Mark Brown Arts correspondent 

Tate Britain ordered to reveal how much BP paid for sponsorship

London gallery must publish figures showing controversial income from oil giant from 2007 to 2011
  
  

BP’s sponsorship of Tate Britain has prompted protests, such as this in June 2010 featuring fake barrels of oil
BP’s sponsorship of Tate Britain has prompted protests, such as this in June 2010 featuring fake barrels of oil. Photograph: Carl Court/AFP/Getty Images

Tate Britain has been ordered to reveal how much sponsorship money it received over five years from the oil company BP after an information tribunal ruled in favour of campaigners.

The London gallery has consistently fought against attempts to force it to publish its sponsorship income, arguing that the details are commercially sensitive; campaigners say the gallery does not want people to see how “embarrassingly low” the figures were.

In December 2014, Tate was ordered to release BP sponsorship figures from 1990 to 2006, which showed it received between £150,000 and £330,000 a year over the 17-year period – a total of £3.8m.

This week, an information tribunal ordered that Tate must also disclose figures from 2007 to 2011 within 35 days.
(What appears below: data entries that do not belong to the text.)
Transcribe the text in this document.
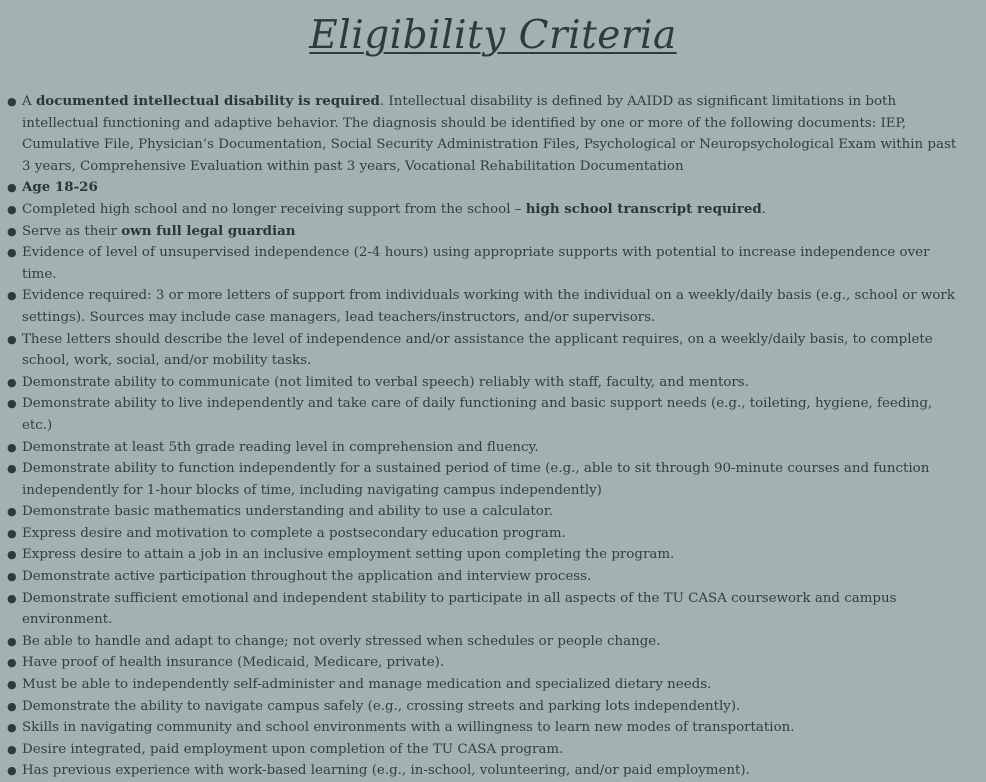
Eligibility Criteria
● A documented intellectual disability is required. Intellectual disability is defined by AAIDD as significant limitations in both intellectual functioning and adaptive behavior. The diagnosis should be identified by one or more of the following documents: IEP, Cumulative File, Physician’s Documentation, Social Security Administration Files, Psychological or Neuropsychological Exam within past 3 years, Comprehensive Evaluation within past 3 years, Vocational Rehabilitation Documentation
● Age 18-26
● Completed high school and no longer receiving support from the school – high school transcript required.
● Serve as their own full legal guardian
● Evidence of level of unsupervised independence (2-4 hours) using appropriate supports with potential to increase independence over time.
● Evidence required: 3 or more letters of support from individuals working with the individual on a weekly/daily basis (e.g., school or work settings). Sources may include case managers, lead teachers/instructors, and/or supervisors.
● These letters should describe the level of independence and/or assistance the applicant requires, on a weekly/daily basis, to complete school, work, social, and/or mobility tasks.
● Demonstrate ability to communicate (not limited to verbal speech) reliably with staff, faculty, and mentors.
● Demonstrate ability to live independently and take care of daily functioning and basic support needs (e.g., toileting, hygiene, feeding, etc.)
● Demonstrate at least 5th grade reading level in comprehension and fluency.
● Demonstrate ability to function independently for a sustained period of time (e.g., able to sit through 90-minute courses and function independently for 1-hour blocks of time, including navigating campus independently)
● Demonstrate basic mathematics understanding and ability to use a calculator.
● Express desire and motivation to complete a postsecondary education program.
● Express desire to attain a job in an inclusive employment setting upon completing the program.
● Demonstrate active participation throughout the application and interview process.
● Demonstrate sufficient emotional and independent stability to participate in all aspects of the TU CASA coursework and campus environment.
● Be able to handle and adapt to change; not overly stressed when schedules or people change.
● Have proof of health insurance (Medicaid, Medicare, private).
● Must be able to independently self-administer and manage medication and specialized dietary needs.
● Demonstrate the ability to navigate campus safely (e.g., crossing streets and parking lots independently).
● Skills in navigating community and school environments with a willingness to learn new modes of transportation.
● Desire integrated, paid employment upon completion of the TU CASA program.
● Has previous experience with work-based learning (e.g., in-school, volunteering, and/or paid employment).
In a statement Tate said: “Tate has been notified of the tribunal’s decision, which we shall follow. We will respond within the time frame.”

The ruling came on the day after BP signed new five-year agreements worth £7.5m with four of the UK’s biggest arts organisations: the British Museum, the Royal Shakespeare Company, the Royal Opera House and the National Portrait Gallery.

Anna Galkina, a campaigner for Platform, said: “Oil branding of art is a threat to our galleries and our climate. Tate has tried to hide how embarrassingly low BP sponsorship fees were. We’re delighted that the information tribunal ruled against Tate’s secrecy.”

Earlier this year, BP announced it was ending its 26-year relationship with Tate, an organisation chaired since 2009 by the former BP chief executive Lord Browne. It followed years of regular protests by campaigners Liberate Tate, including in 2010 when gallons of oily black molasses were “spilled” at Tate’s annual summer party.

Galkina said it was ironic that the ruling came out so close to what she called “an even cheaper deal” with other arts organisations.

“This is a rip-off. BP’s pocket change buys it legitimacy and access to invaluable advertising space. Sponsorship masks BP’s role in destroying indigenous lands, arming dictatorships, and wrecking our climate. These deals cannot be allowed to go on for another five years. That’s why art interventions and protests will go on.”

Arts organisations disagree and say campaigners fail to understand how necessary commercial sponsorship is and how difficult it is to raise the money elsewhere.

A former director of the British Museum, Neil MacGregor, last year called BP the museum’s closest corporate friend. “What would you want companies to do with their profits?” he asked. “Do you want them to spend them in a way that benefits the public or not?”

The NPG, British Museum, RSC and ROH on Thursday released statements praising BP for its continued sponsorship of the arts. Alex Beard, the chief executive of the ROH, said: “BP has been and remains at the forefront of corporate investment in arts and culture in the UK, and it’s wonderful for the Royal Opera House to have their commitment for a further five years.”

The campaigners’ barrister, Julianne Morrison, told theinformation tribunal: Tate decided to go ahead with BP’s sponsorship despite a major incident in Texas that killed 15 of BP’s workers, and despite the Deepwater Horizon disaster in 2010. Why did Tate renew the sponsorship? Was it right to do so? The public has a right to know the facts.

Brendan Montague, director of Request Initiative, the group that made the original request for the figures, said artists and activists had long argued that Tate was putting BP’s interests above those of the taxpayer and visitor. “The years Tate spent obstructing this request on BP’s behalf provides another point of evidence that they are right,” he said.